Temperature monitoring Is sub-degree accuracy possible?

Hi,

I am undertaking a study looking at how the temperature of the GPU affects its power consumption for a variety of workloads. As is well known, the leakage of the GPU is reduced as the temperature is reduced. To do so, we are using a liquid cooled GTX 580 and we have constructed a power monitoring device for each of the PCIe power inputs to the GPU with sub 1% accuracy. However, the main source of my errors at the moment are in the temperature monitoring, which I am currently relying on using nvidia-smi to log the temperature.

Questions:

[list=1]

[*]nvidia-smi only reports temperature to the nearest degree. Is the temperature monitor built in the to the card capable of more accuracy, and if so, is there an easy way to access and log it? (linux or Windows is fine)

[*]If the built in the monitoring is insufficient for 0.1 degree accuracy, can anyone recommend any alternative method?

As a taste of what power efficiency improvement is possible I attach some results plots. The first shows the reduction in power draw for a constant workload running over a 32-82 C temperature range. The second plot shows the Gflops/w as a function of temperature. Note that when running air cooled, this kernel will typically run in the 80s, so the reduction through liquid cooling is significant.

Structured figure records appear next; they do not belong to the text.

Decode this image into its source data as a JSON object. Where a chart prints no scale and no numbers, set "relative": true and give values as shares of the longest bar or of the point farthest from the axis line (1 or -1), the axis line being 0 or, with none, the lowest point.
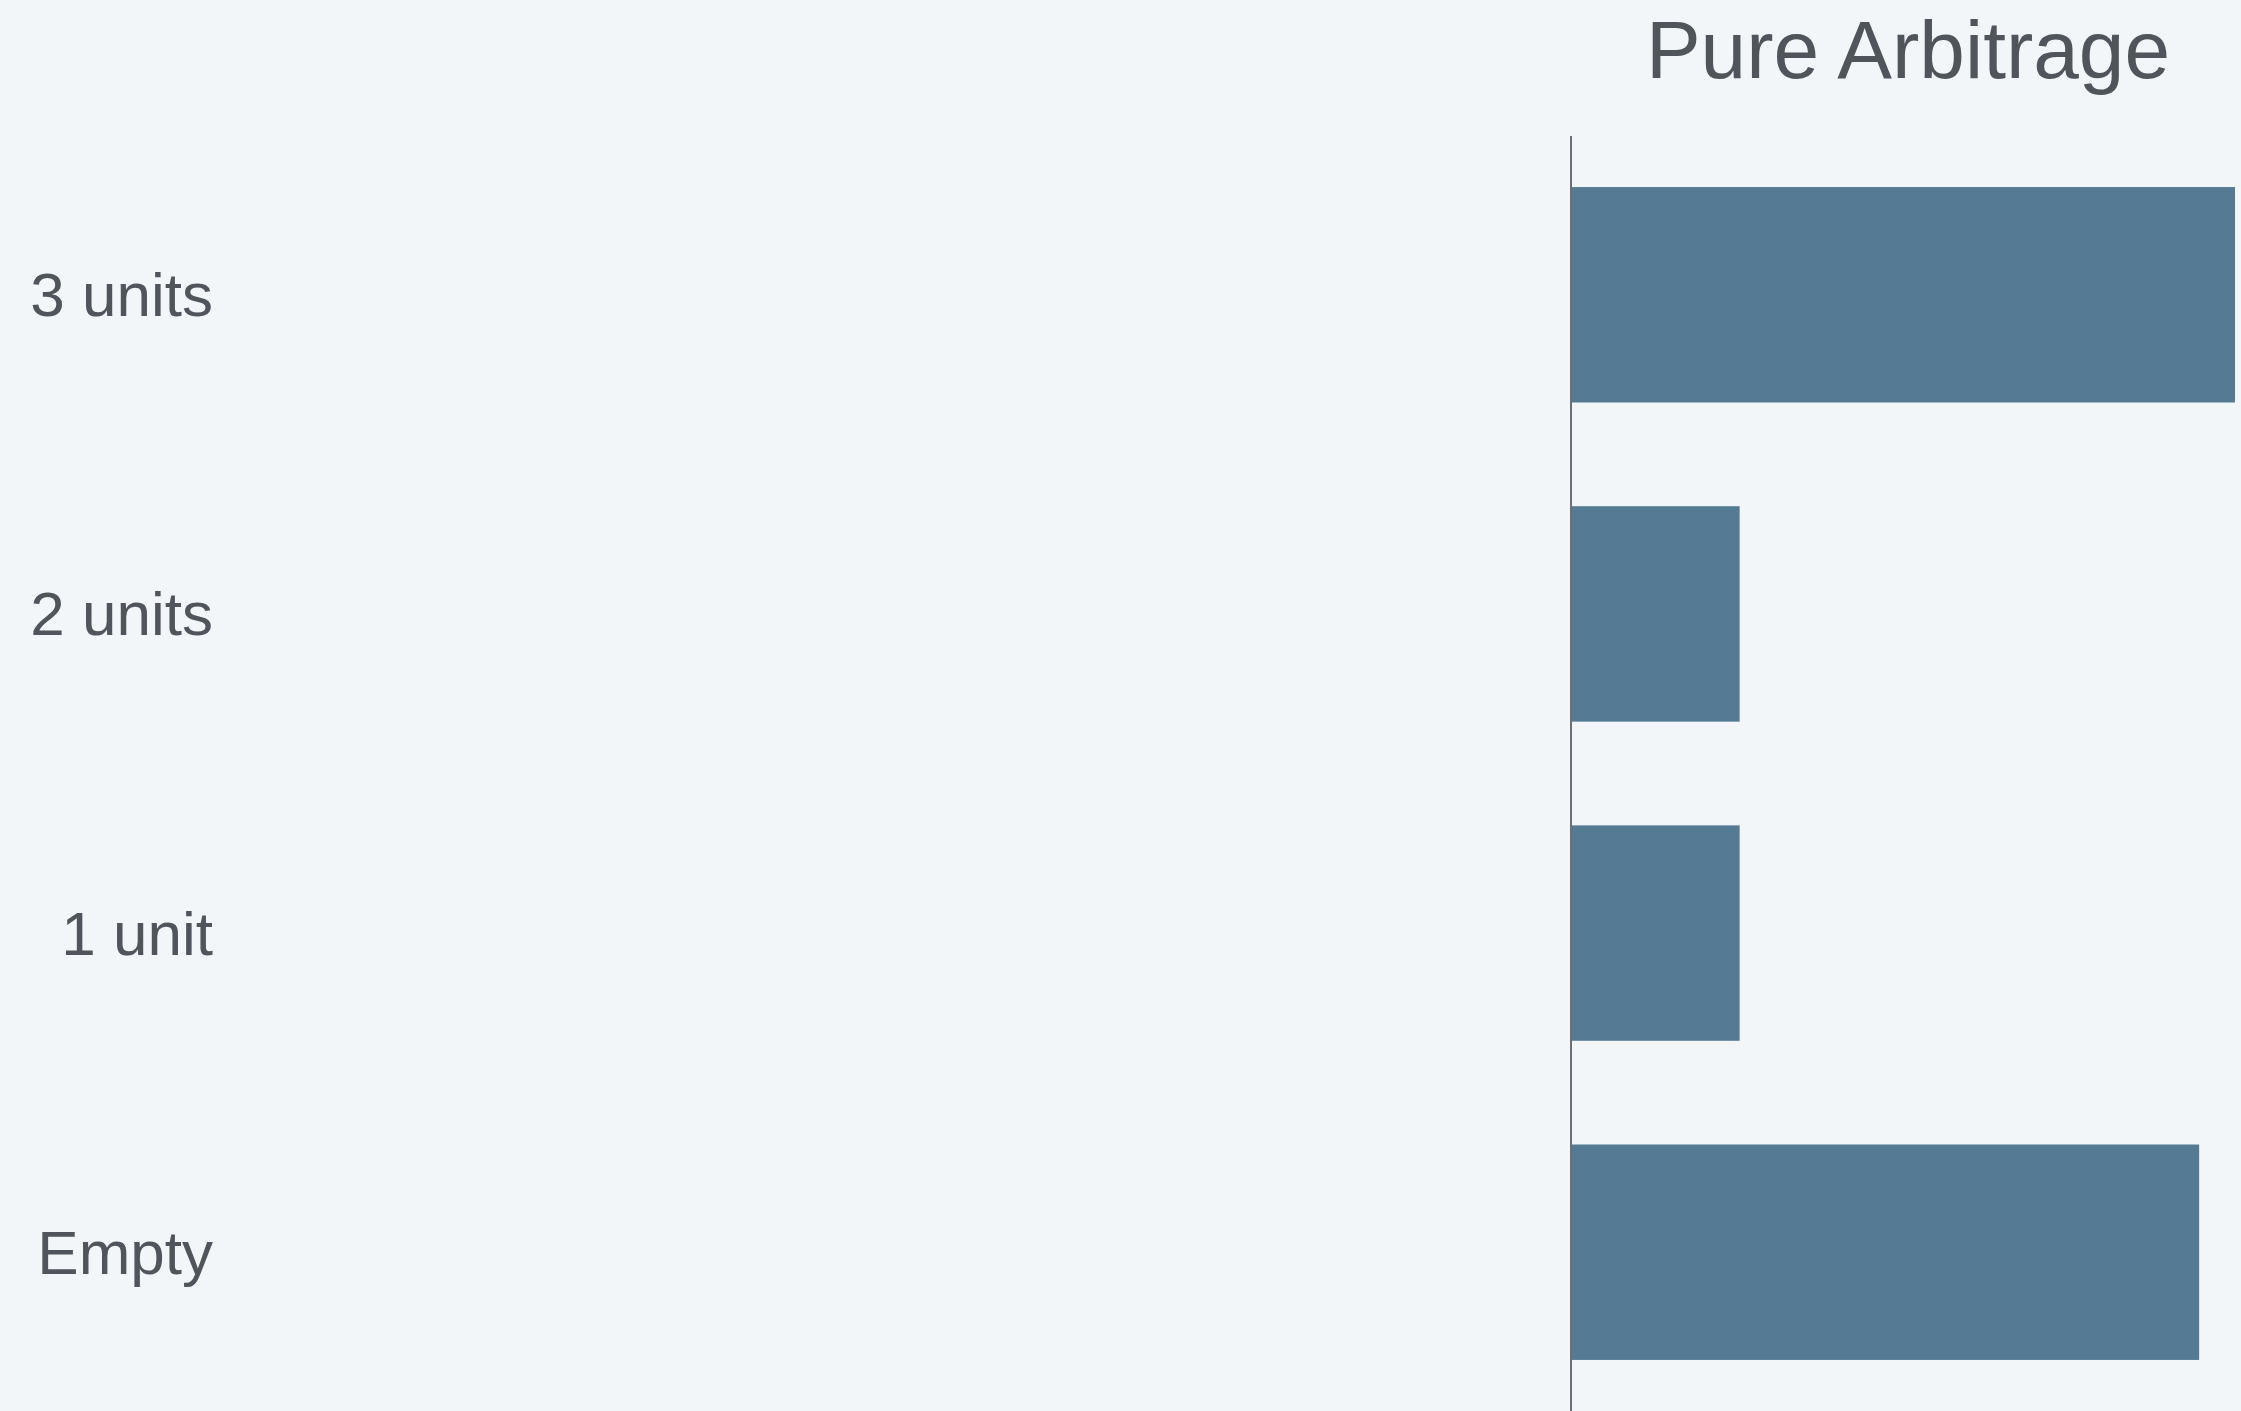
{
  "chart_data": {
    "type": "bar",
    "title": "Pure Arbitrage",
    "orientation": "horizontal",
    "relative": true,
    "categories": [
      "3 units",
      "2 units",
      "1 unit",
      "Empty"
    ],
    "values": [
      1,
      0.254,
      0.254,
      0.946
    ],
    "color": "#557a94"
  }
}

The kernel we are using here is that reported in [1107.4264] Accelerating Radio Astronomy Cross-Correlation with Graphics Processing Units, which for the parameters chosen for this study runs in excess of one sustained Tflops, so is quite brutal with regards to power draw.

Thanks.
efficiency_temp_cold_room.pdf (4.52 KB)
power_temp_cold_room.pdf (4.15 KB)

How much energy are you spending on cooling the GPUs to that extent? Lets say you spend 20 J/s on cooling the GPU while the power consumption went down by 30 J/s, so you’re gaining 10 J/s. This is important to determine whether or not you are getting a net gain or loss, right?

Really interesting work anyways! This type of work hasn’t been done enough in mu opinion :)

We are spending about 15 watts on the cooling solution, but seem to have a 30 watt reduction in GPU power draw, so we do have a net reduction in power.

While this is a good point, we are mainly interested in understanding the underlying issues before thinking about how to build the most power efficient complete system - for example we spend 10 watts on the pump in the present solution, but this pump has capacity to drive much more than a single GPU. Thus this power cost can be amortized between multiple GPUs in a cluster.

Yes it’s an interesting topic with many angles.

You’ve probably already discarded this but:
Could you perhaps measure liquid input / output temperature and using the specific heat capacity of the liquid to get the temperature ? delta_E = mass * delta_T * C_p

Before nvidia-smi, I recall playing around with lm_sensors to read the temperature sensors on older cards. I would take a look at the bus scanning in the lm_sensors package and see if the GPU exposes an I2C bus to the operating system. That might give you more direct access.

(Sorry I can’t be more specific, as this was several years ago…)

If I recall correctly, lm_sensors looks for the presence of nvidia-settings and uses that to get the GPU temperature. I don’t remember the precision of the nvidia-settings temperature readout, but the problem I had with it was that it refused to run (even in command line only mode) if X-windows was not running.